After a hard day’s work at home or abroad we often enjoy a refreshing flute of Prosecco, just as workers throughout Veneto have done for centuries. In Veneto this celebratory sip is known as the ombra or shadow. A lighthearted toast to a good day made with fellow workers, friends, or neighbors. Metaphorically, the ombra was originally enjoyed in the lengthening shadow (“ombra”) of the village church tower.

Companion to the ombra is the cichetti; our next rediscovery. Over the years, we have enjoyed these small bites of food so much that at home we frequently make a meal out of them – much like tapas.

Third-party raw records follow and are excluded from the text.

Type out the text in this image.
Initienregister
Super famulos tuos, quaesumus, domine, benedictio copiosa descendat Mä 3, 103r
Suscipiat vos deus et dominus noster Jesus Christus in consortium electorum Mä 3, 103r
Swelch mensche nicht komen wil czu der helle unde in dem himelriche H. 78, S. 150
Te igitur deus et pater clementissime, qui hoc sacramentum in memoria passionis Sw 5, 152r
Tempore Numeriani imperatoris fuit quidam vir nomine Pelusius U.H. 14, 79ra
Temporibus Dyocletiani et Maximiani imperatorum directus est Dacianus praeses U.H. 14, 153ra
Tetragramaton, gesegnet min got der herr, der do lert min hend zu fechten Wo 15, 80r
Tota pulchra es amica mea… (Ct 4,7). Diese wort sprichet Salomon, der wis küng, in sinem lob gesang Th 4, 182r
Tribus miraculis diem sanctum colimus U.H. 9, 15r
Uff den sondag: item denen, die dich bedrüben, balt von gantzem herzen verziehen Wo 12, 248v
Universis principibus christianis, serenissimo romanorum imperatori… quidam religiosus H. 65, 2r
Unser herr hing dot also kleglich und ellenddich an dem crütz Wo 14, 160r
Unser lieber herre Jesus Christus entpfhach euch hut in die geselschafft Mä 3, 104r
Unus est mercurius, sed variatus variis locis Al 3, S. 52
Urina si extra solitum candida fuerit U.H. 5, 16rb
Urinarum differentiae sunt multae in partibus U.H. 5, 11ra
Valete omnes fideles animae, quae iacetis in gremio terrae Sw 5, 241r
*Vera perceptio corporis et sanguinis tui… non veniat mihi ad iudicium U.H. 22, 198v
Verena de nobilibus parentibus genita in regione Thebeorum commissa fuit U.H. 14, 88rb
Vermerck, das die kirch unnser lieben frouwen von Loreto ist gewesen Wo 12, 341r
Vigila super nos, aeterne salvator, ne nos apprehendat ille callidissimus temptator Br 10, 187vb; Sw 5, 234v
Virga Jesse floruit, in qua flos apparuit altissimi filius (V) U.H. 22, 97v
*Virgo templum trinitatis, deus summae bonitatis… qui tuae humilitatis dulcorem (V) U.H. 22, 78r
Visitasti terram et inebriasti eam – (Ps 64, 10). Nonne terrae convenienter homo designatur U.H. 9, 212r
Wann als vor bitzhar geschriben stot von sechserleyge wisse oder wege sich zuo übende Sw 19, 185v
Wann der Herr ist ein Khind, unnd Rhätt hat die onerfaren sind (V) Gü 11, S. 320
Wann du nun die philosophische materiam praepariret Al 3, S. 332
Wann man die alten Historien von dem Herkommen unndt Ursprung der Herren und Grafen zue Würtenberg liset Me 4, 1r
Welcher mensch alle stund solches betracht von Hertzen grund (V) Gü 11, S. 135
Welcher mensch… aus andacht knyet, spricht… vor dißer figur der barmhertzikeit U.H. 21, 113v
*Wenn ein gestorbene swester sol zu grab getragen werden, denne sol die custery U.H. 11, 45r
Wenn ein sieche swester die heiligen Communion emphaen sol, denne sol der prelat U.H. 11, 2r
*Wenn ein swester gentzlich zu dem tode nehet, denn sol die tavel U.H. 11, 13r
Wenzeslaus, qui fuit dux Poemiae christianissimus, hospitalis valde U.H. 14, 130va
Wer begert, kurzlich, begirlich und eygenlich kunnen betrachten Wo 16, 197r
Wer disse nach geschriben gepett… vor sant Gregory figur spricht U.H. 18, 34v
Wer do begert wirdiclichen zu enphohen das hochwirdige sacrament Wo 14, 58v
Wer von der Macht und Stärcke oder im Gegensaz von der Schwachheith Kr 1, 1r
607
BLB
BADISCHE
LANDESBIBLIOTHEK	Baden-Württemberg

While in Italy, these delightful bites of food range from small sandwiches, crunchy snacks, chunks of meat and cheese and even tempura vegetables, to fried zucchini flowers and frittata. When we are busy visiting producers midday, these tasty foods tide our American stomachs over between breakfast and a skipped lunch, and on to dinner.

Since this trip included a visit to the production facility of Tavolozze outside Treviso, we got the inspiration to ask Tavolozze producer Filipo Albertini to conjure up some Tavolozze-friendly cichetti for us to pair with Gianluca’s prosecco. That way he could be providing locally-inspired advice for fans of his own crackers in the U.S. Meanwhile we could enjoy a cool ombra of our favorite sparkler.

Inspired to help out the Ritrovo team, Filippo soon wheeled out a serving cart with his food artist’s materials. His palettes: two boxes of Tavolozze crackers, al tartufo and all’olio. They were set to be decorated and then to be placed on a three-tiered glass serving platter. He hoped to show us and his customers in the U.S. how quickly a beautiful prosecco-friendly cichetti could be designed and eaten.

To “decorate” his boxes of Tavolozze all’Olio and al Tartufo he had set on the cart:

Soft fresh goat cheese

Sun-dried tomato bits

Capers in brine

Sliced olives

Thinly sliced black olives

A pastry tube filled with light tuna pate

Like a crowd of art aficionados watching Caravaggio paint, we urged him on with our suggested combinations of ingredients. Filippo piled them artistically on top of the Tavolozze. He had to replace quite a few of his finished works as we crunched some of them along the way. But, in just a few minutes his platter was filled with beautiful and edible Tavolozze treats.

In true Ritrovo style, we turned our ombra with cichetti into a lingering and inspired rediscovery. And along with Filippo, our hopes that you will grab a box of Tavolozze and soon be doing your own food artistry at home.